I was in a large house, like a mansion with white stone tiles on the walls and copper water pipes running along the long of corridors. I was thirsty and found a tap, but the top was faulty and was of a strange design, a like a tall dome in brilliant reflective chrome. It kept leaking and I struggled to fill my water bottle without spilling water and making a mess. Twisting the top nearly shut off the water flow, but not quite and it was very sensitive, one twist too far made it leak and spill again. Suddenly the house owner appeared, an intimidating man who I knew would be angry at the mess. I explained that the tap was faulty and he tried to shut it off. Suddenly I realised that I wasn't in a house but a mortuary, and I awoke in fear and feverish shivers.

I trust that I'll get better with rest. I hope to get back to painting soon and work on the Gethsemane painting. That is my main priority this month, that and the new picture for Art Liberating Lives, an event which I hope is happening as usual (even if not it will be a good painting!). I can't wait to finish painting and begin music, writing or something else! The sound work has been a breath of air but I'm sad that I don't feel well enough to see my girlfriend who is a distant cycle ride away.

Thursday, September 09, 2010

Feeling

I was collecting a painting today, the one I painted this year for the Tabernacle Competition. Next year's theme has already been announced, "feeling".

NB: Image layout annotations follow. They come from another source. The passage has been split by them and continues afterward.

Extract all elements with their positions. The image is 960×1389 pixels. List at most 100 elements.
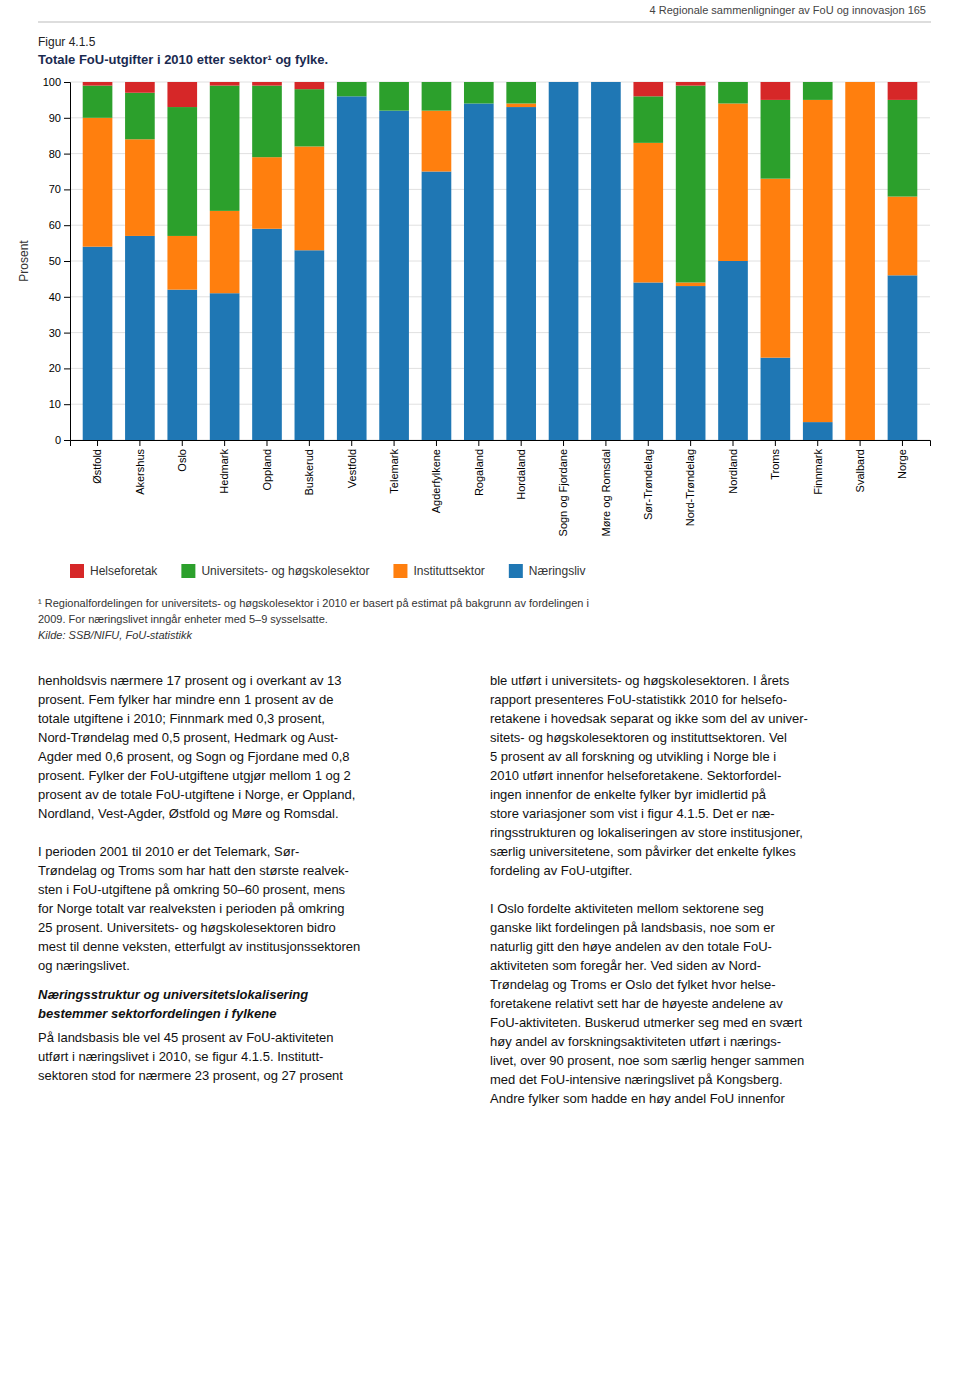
tick-label: 30 — [49, 327, 61, 339]
tick: Troms — [769, 440, 781, 480]
section-heading: Næringsstruktur og universitetslokaliser… — [38, 987, 308, 1002]
tick-mark — [309, 440, 310, 446]
page: 4 Regionale sammenligninger av FoU og in… — [0, 0, 960, 1389]
tick: 50 — [49, 255, 70, 267]
legend-swatch — [509, 564, 523, 578]
grid-line — [70, 189, 930, 190]
figure-label: Figur 4.1.5 — [38, 35, 96, 49]
body-text: sitets- og høgskolesektoren og institutt… — [490, 730, 787, 745]
body-text: utført i næringslivet i 2010, se figur 4… — [38, 1049, 323, 1064]
bar — [295, 146, 325, 250]
bar — [252, 229, 282, 440]
body-text: Andre fylker som hadde en høy andel FoU … — [490, 1091, 786, 1106]
tick-mark — [182, 440, 183, 446]
tick-label: Oppland — [261, 449, 273, 491]
tick-mark — [733, 440, 734, 446]
body-text: foretakene relativt sett har de høyeste … — [490, 996, 783, 1011]
body-text: prosent. Fem fylker har mindre enn 1 pro… — [38, 692, 334, 707]
tick-mark — [690, 440, 691, 446]
tick-mark — [64, 404, 70, 405]
body-text: Nordland, Vest-Agder, Østfold og Møre og… — [38, 806, 339, 821]
tick: 40 — [49, 291, 70, 303]
tick: Hedmark — [218, 440, 230, 494]
bar — [549, 82, 579, 440]
tick-mark — [266, 440, 267, 446]
bar — [549, 82, 579, 83]
bar — [506, 103, 536, 107]
tick-label: Rogaland — [473, 449, 485, 496]
tick-label: 20 — [49, 362, 61, 374]
grid-line — [70, 404, 930, 405]
tick: Agderfylkene — [430, 440, 442, 513]
tick: Norge — [896, 440, 908, 479]
body-text: Trøndelag og Troms som har hatt den stør… — [38, 863, 349, 878]
bar — [252, 157, 282, 229]
tick-label: Norge — [896, 449, 908, 479]
tick-mark — [64, 189, 70, 190]
legend-label: Næringsliv — [529, 564, 586, 578]
tick-label: 50 — [49, 255, 61, 267]
grid-line — [70, 117, 930, 118]
bar — [591, 82, 621, 83]
bar — [83, 82, 113, 86]
tick-mark — [64, 82, 70, 83]
header-rule — [38, 22, 931, 23]
bar — [83, 118, 113, 247]
bars — [83, 82, 918, 440]
grid — [70, 82, 930, 440]
tick-label: Møre og Romsdal — [600, 449, 612, 536]
tick-mark — [64, 440, 70, 441]
body-text: med det FoU-intensive næringslivet på Ko… — [490, 1072, 783, 1087]
tick: Oslo — [176, 440, 188, 472]
tick-label: Sogn og Fjordane — [557, 449, 569, 536]
axis-domain — [71, 441, 931, 447]
body-text: for Norge totalt var realveksten i perio… — [38, 901, 344, 916]
bar — [210, 211, 240, 293]
body-text: Agder med 0,6 prosent, og Sogn og Fjorda… — [38, 749, 349, 764]
tick-mark — [64, 154, 70, 155]
tick: 30 — [49, 327, 70, 339]
tick: Nordland — [727, 440, 739, 494]
y-axis: 0102030405060708090100 — [43, 76, 71, 446]
body-text: I Oslo fordelte aktiviteten mellom sekto… — [490, 901, 764, 916]
tick: Buskerud — [303, 440, 315, 495]
bar — [337, 82, 367, 96]
body-text: livet, over 90 prosent, noe som særlig h… — [490, 1053, 804, 1068]
legend-item: Instituttsektor — [393, 564, 484, 578]
bar-series — [83, 82, 918, 282]
bar — [718, 82, 748, 103]
footnote: 2009. For næringslivet inngår enheter me… — [38, 613, 328, 625]
bar — [167, 236, 197, 290]
tick-mark — [521, 440, 522, 446]
bar — [210, 82, 240, 86]
tick: Nord-Trøndelag — [684, 440, 696, 526]
tick-mark — [64, 297, 70, 298]
bar — [761, 100, 791, 179]
bar-series — [83, 82, 918, 107]
bar — [337, 82, 367, 83]
body-text: sektoren stod for nærmere 23 prosent, og… — [38, 1068, 343, 1083]
bar — [422, 111, 452, 172]
tick: 90 — [49, 112, 70, 124]
tick-label: 10 — [49, 398, 61, 410]
grid-line — [70, 153, 930, 154]
x-axis: ØstfoldAkershusOsloHedmarkOpplandBuskeru… — [71, 440, 931, 536]
bar — [125, 82, 155, 93]
tick: Østfold — [91, 440, 103, 484]
tick-label: 0 — [55, 434, 61, 446]
tick-mark — [64, 118, 70, 119]
bar — [210, 86, 240, 211]
tick: Sør-Trøndelag — [642, 440, 654, 520]
tick-mark — [64, 225, 70, 226]
tick: 80 — [49, 148, 70, 160]
legend-swatch — [70, 564, 84, 578]
tick-label: Troms — [769, 449, 781, 480]
tick: 0 — [55, 434, 70, 446]
tick-mark — [64, 333, 70, 334]
body-text: Nord-Trøndelag med 0,5 prosent, Hedmark … — [38, 730, 338, 745]
body-text: 25 prosent. Universitets- og høgskolesek… — [38, 920, 336, 935]
tick-label: Agderfylkene — [430, 449, 442, 513]
tick-mark — [478, 440, 479, 446]
bar — [83, 247, 113, 440]
bar — [125, 139, 155, 236]
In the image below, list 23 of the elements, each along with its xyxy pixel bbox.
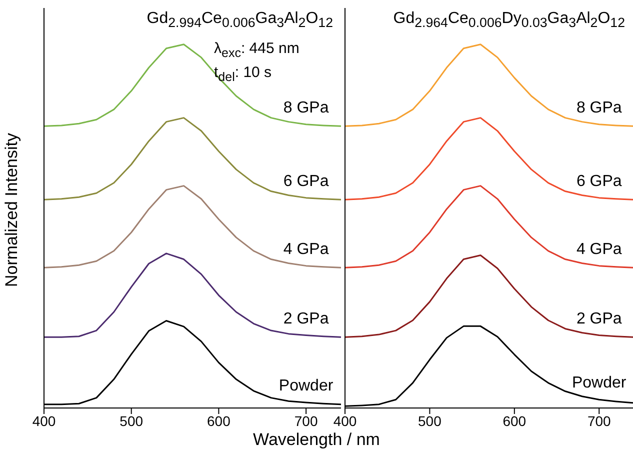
annotation: λ$_{exc}$: 445 nm xyxy=(214,40,300,60)
chart-title: Gd$_{2.994}$Ce$_{0.006}$Ga$_{3}$Al$_{2}$O$_{12}$ xyxy=(146,10,333,30)
x-tick-label: 600 xyxy=(502,412,526,429)
x-tick-label: 500 xyxy=(120,412,144,429)
series-label: 4 GPa xyxy=(576,240,622,258)
series-label: 8 GPa xyxy=(283,99,329,116)
x-tick-label: 400 xyxy=(32,412,56,429)
x-tick-label: 600 xyxy=(207,412,231,429)
x-tick-label: 700 xyxy=(294,412,318,429)
series-label: 8 GPa xyxy=(576,99,622,116)
series-label: 6 GPa xyxy=(576,172,622,190)
x-tick-label: 700 xyxy=(587,412,612,429)
series-label: 2 GPa xyxy=(576,310,622,328)
x-tick-label: 500 xyxy=(418,412,442,429)
chart-title: Gd$_{2.964}$Ce$_{0.006}$Dy$_{0.03}$Ga$_{3}$Al$_{2}$O$_{12}$ xyxy=(393,10,625,30)
series-label: 4 GPa xyxy=(283,240,329,258)
y-axis-title: Normalized Intensity xyxy=(2,132,22,288)
x-axis-title: Wavelength / nm xyxy=(252,430,381,450)
series-label: 2 GPa xyxy=(283,310,329,328)
x-tick-label: 400 xyxy=(333,412,357,429)
series-label: 6 GPa xyxy=(283,172,329,190)
series-label: Powder xyxy=(278,378,334,395)
series-label: Powder xyxy=(572,374,627,392)
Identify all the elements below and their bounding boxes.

There are definitely certain types of art that are designed to be emotionless, perhaps to convey an intellectual idea. In a way, much of the post modern conceptual art of the 1990s was just that. Perhaps art without feeling was a sign of an anaesthetised desensitised society created by exposure to imagery, sound, music, violence and everything the modern world offers that wasn't there even two decades earlier. Perhaps feeling in art was too subtle to be noticed, or unimportant. Perhaps shock tactics had killed it. Too much good feeling is fine. Too much bad feeling is an unpleasant turn off.

For me all good art should convey feeling, and one of the main ways to determine whether art is good or bad is whether it touches the viewer. The conveyance of feeling and empathy has been a driver of art innovation too. Abstraction aimed to convey feelings in a more direct way than realism could, specifically by artists who didn't empathise with the subject matter of a painting but were affected by the forms and colours.

Perhaps a wider audience can get a feeling from colours, and a smaller one can empathise with a peasant in a field. Does that mean that abstraction is better at conveying feelings? Not really because it is less specific. In some ways it's a easy option. There's a lot of feeling in a Rothko but hardly any intellectual substance.

Of course I'm full of ideas for next year. I wonder what the other entries will look like...

PS. The picture is my friend's cat Scrabble. A cute feeling!

Wednesday, September 08, 2010

Update

I've had a few days rest and recovery after a lingering but not too deep virus. I'm now busy and afire once more.

Immediate goals for this month are to finish the Garden of Gethsemane painting, the Abandoning a Friend picture, and starting a new one, The Starcrossed Escape which will require a life model for the first time. Painting from a model is one of my 2010 goals, of which I've hardly complete any (and were rather arbitrary anyway). Tomorrow I'm off to collect Remembering Summer from M.O.M.A. Wales.

All of that said I'm now back in the mood for music and find it hard to be enthused by painting. I've and have been listening with glee to early 20th century Viennese music, and Mozart and Bach again, and learning the fugual form. I'm dying to write some original music! Pi earlier this year was a diversion but it was also an unusual experiment. I want to write more new music!

That's all to be said during this update, which is more of a diary entry than a blog or commentary! Schazzaaam!